Sunday, 26 April 2009

And the band played Waltzing Matilda ...


Now when I was a young man I carried me pack
And I lived the free life of the rover.
From the Murray's green basin to the dusty outback,
Well, I waltzed my Matilda all over.
Then in 1915, my country said, "Son,
It's time you stop ramblin', there's work to be done."
So they gave me a tin hat, and they gave me a gun,
And they marched me away to the war.

And the band played "Waltzing Matilda,"
As the ship pulled away from the quay,
And amidst all the cheers, the flag waving, and tears,
We sailed off for Gallipoli.

And how well I remember that terrible day,
How our blood stained the sand and the water;
And of how in that hell that they call Suvla Bay
We were butchered like lambs at the slaughter.
Johnny Turk, he was waitin', he primed himself well;
He showered us with bullets, and he rained us with shell --
And in five minutes flat, he'd blown us all to hell,
Nearly blew us right back to Australia.

But the band played "Waltzing Matilda,"
When we stopped to bury our slain,
Well, we buried ours, and the Turks buried theirs,
Then we started all over again.
Music & lyrics by Eric Bogle

18 comments:

Lois said...

What a lovely post! I love his yellow hat!

Tash said...

the 1st photo brought tears to my eyes. poignant post.

Sakiwi said...

I love your focus on hands. Very touching photos.

Jacob said...

Fantastic post...so very poignant! Heavily emotional!

cara said...

Great minds definitely think alike!

Love those hands.

Joan Elizabeth said...

Excellent documentation of the day Julie -- the top shot in particular.

cara said...

It's all I was thinking about yesterday, the whole fine line thing. .. And the contrast of images... the pomp and ceremony of the parade with the terror of war.

Sally said...

Great tribute. admire your energy getting up and amongst it all!
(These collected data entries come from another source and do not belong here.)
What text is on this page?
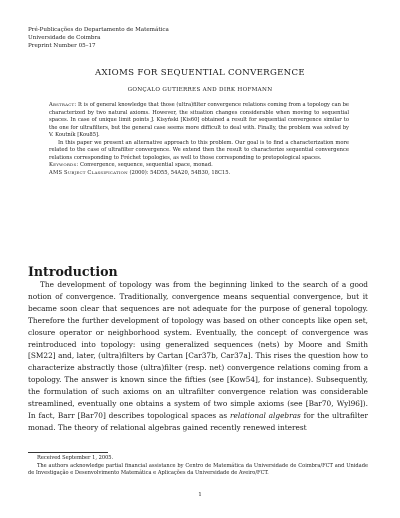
Pré-Publicações do Departamento de Matemática
Universidade de Coimbra
Preprint Number 05–17
AXIOMS FOR SEQUENTIAL CONVERGENCE
GONÇALO GUTIERRES AND DIRK HOFMANN

Abstract: It is of general knowledge that those (ultra)filter convergence relations coming from a topology can be characterized by two natural axioms. However, the situation changes considerable when moving to sequential spaces. In case of unique limit points J. Kisyński [Kis60] obtained a result for sequential convergence similar to the one for ultrafilters, but the general case seems more difficult to deal with. Finally, the problem was solved by V. Koutník [Kou85].

In this paper we present an alternative approach to this problem. Our goal is to find a characterization more related to the case of ultrafilter convergence. We extend then the result to characterize sequential convergence relations corresponding to Fréchet topologies, as well to those corresponding to pretopological spaces.

Keywords: Convergence, sequence, sequential space, monad.

AMS Subject Classification (2000): 54D55, 54A20, 54B30, 18C15.

Introduction

The development of topology was from the beginning linked to the search of a good notion of convergence. Traditionally, convergence means sequential convergence, but it became soon clear that sequences are not adequate for the purpose of general topology. Therefore the further development of topology was based on other concepts like open set, closure operator or neighborhood system. Eventually, the concept of convergence was reintroduced into topology: using generalized sequences (nets) by Moore and Smith [SM22] and, later, (ultra)filters by Cartan [Car37b, Car37a]. This rises the question how to characterize abstractly those (ultra)filter (resp. net) convergence relations coming from a topology. The answer is known since the fifties (see [Kow54], for instance). Subsequently, the formulation of such axioms on an ultrafilter convergence relation was considerable streamlined, eventually one obtains a system of two simple axioms (see [Bar70, Wyl96]). In fact, Barr [Bar70] describes topological spaces as relational algebras for the ultrafilter monad. The theory of relational algebras gained recently renewed interest

Received September 1, 2005.

The authors acknowledge partial financial assistance by Centro de Matemática da Universidade de Coimbra/FCT and Unidade de Investigação e Desenvolvimento Matemática e Aplicações da Universidade de Aveiro/FCT.

1
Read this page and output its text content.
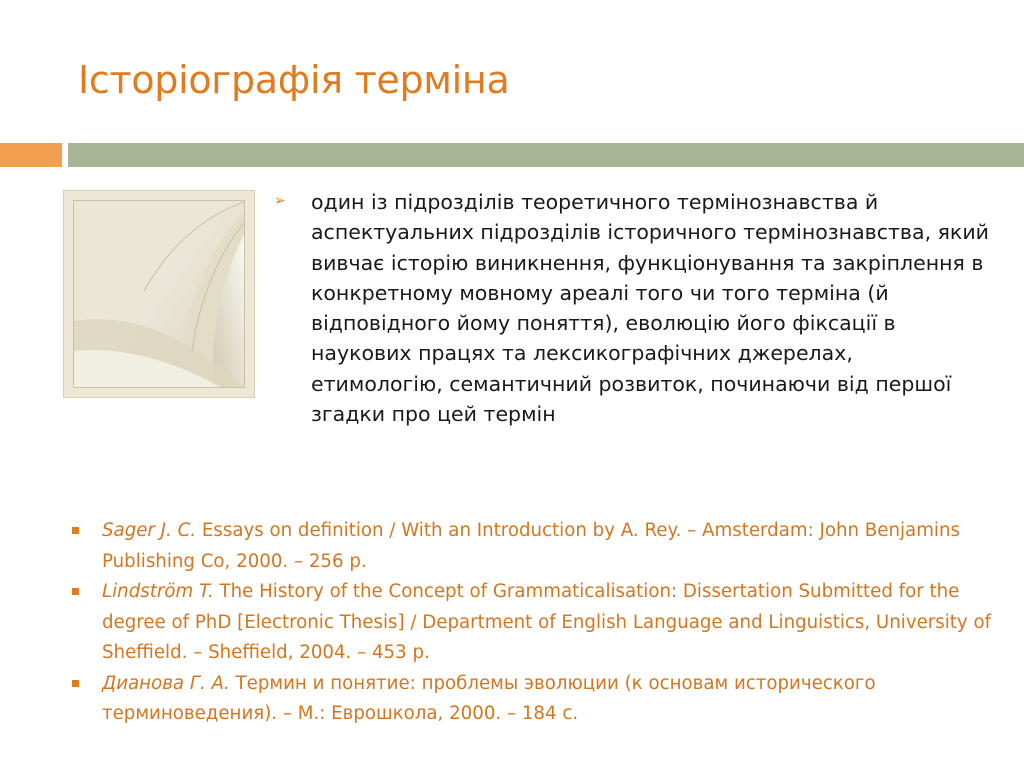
Історіографія терміна
➢ один із підрозділів теоретичного термінознавства й аспектуальних підрозділів історичного термінознавства, який вивчає історію виникнення, функціонування та закріплення в конкретному мовному ареалі того чи того терміна (й відповідного йому поняття), еволюцію його фіксації в наукових працях та лексикографічних джерелах, етимологію, семантичний розвиток, починаючи від першої згадки про цей термін
Sager J. C. Essays on definition / With an Introduction by A. Rey. – Amsterdam: John Benjamins Publishing Co, 2000. – 256 p.
Lindström T. The History of the Concept of Grammaticalisation: Dissertation Submitted for the degree of PhD [Electronic Thesis] / Department of English Language and Linguistics, University of Sheffield. – Sheffield, 2004. – 453 p.
Дианова Г. А. Термин и понятие: проблемы эволюции (к основам исторического терминоведения). – М.: Еврошкола, 2000. – 184 с.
Did you take any pics at the Redfern march?
Thanks for the birthday greetings - very much appreciated!

Sarah Lulu said...

Those two photos are fantastic.

Thanks!

PJ said...

Gallipoli is one of my favorite movies. Very well done, Miss Julie. Love the series on the tramways.

Hilary said...

Very moving Julie. I love your site!

Jilly said...

What a terrible time that was. I love that first photograph just showing the hand. beautiful and moving.

JM said...

Love the 1st shot! You've framed it perfectly! Just wonderful, Julie!

altadenahiker said...

I find that second photo just incredibly touching.

Owen said...

Julie, I absolutely love that song, which you posted part of here, but it goes on and on... beautiful photos and perfect accompanying words. Are there still any WWI veterans alive in Australia ? I think the last one died in France not too long ago. The whole story of Gallipoli was a sad one from start to finish. Thanks for this lovely post...

Julie said...

Thank you, friends. It was not an easy post to compile. As Cara mentioned, there is a fine line to walk on a day like this. How to commemorate the contribution without glorifying war? I found wandering through the people an incredibly moving experience.

Sally: the photos from the Redfern march on today's post. I have a few others to follow that as well.

Paula: I have not watched Gallipoli for a long time. I must find me a copy. Shame about what MG is doing to himself at the moment.

Owen: William Allan, our last WW1 veteran, died in 2005 aged 106. Alec Campbell, our last ANZAC, died in 2002 agec 103. I did not want to quote the entire lyrics because of that "fine line" struggle that I had. The most moving rendition of that song was one I experienced at a small hall in Kangaroo Valley in 2007 when Clive from The Song Company sung it unaccompanied.

Ann said...

Well chosen shots.

The interesting thing about wandering around on Saturday was that I didn't feel that it was glorifying war at all, which I usually do if I watch it on TV. Although I still don't think those who didn't experience it should march, especially kids. Getting out there and talking to people you realise how happy everyone was, how much they were enjoying themselves and how much it was a day of remembrance and celebration of ..... mateship is such an overused word..... I'll say community and friendship.

Julie said...

I think that descendants should march. This was what the sacrifice was for: for those who came after. However, I think they should either wear the medals or they should carry a photograph. I also think they should wear school uniform.

I agree that it was a day of remembrance and was steeped in the celebration of community.